Baberowski even links his theory of violence to his attacks on the October Revolution and his trivialization of Nazi crimes. In his book he describes the war of annihilation carried out by the Nazis on the eastern front as a conflict the German army was drawn into against its will, which then got out of control. In this manner the planned mass murder carried out by the Nazis is trivialized and stripped of its significance, Vandreier maintained. Baberowski also provides a basis for xenophobic agitation when he argues in his book that the coexistence of different cultures is not possible.
The fact that such right-wing positions have reemerged and are being defended can only be explained within the context of the rapidly escalating political situation, Vandreier declared. “Along with the reemergence of dictatorship and militarism come the reactionary ideologies of the past used to back them up.” The German ruling class has used the war against Syria as an opportunity to promote a massive rearmament of the Bundeswehr. This policy is linked to fundamental attacks on democratic rights.
Vandreier explained that the IYSSE opposes this development with a socialist perspective. “This is a perspective that explains how violence is ultimately rooted in class society, in social inequality and exploitation,” he stated. “It is the crisis of capitalism, which brings forth war and oppression. At the same time the capitalist system gives rise to the very contradictions that make it possible to overcome it.”
After the report there was an extensive debate about Vandreier’s remarks in which the two professors in attendance participated. Most of the audience was shocked by the positions advanced by Baberowski.

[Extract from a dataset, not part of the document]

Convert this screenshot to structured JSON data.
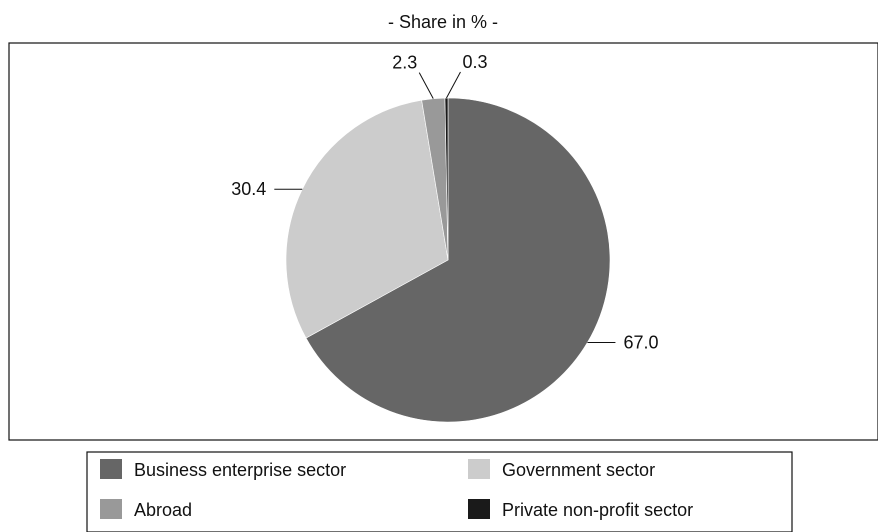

Kristin, who is studying history at Humboldt University and was attending an IYSSE meeting for the first time, spoke out early on in the discussion. “I am shocked that such a man could teach here at the university,” she said to the applause by many students. “In part, this book could have been written by a supporter of Hitler. The quotations presented here, especially with regard to the invasion in the East, cannot be dismissed merely as an act of violence, which had gotten out of hand and was comparable to the Russian civil war. The Wehrmacht invaded and slaughtered Jews and Russians.”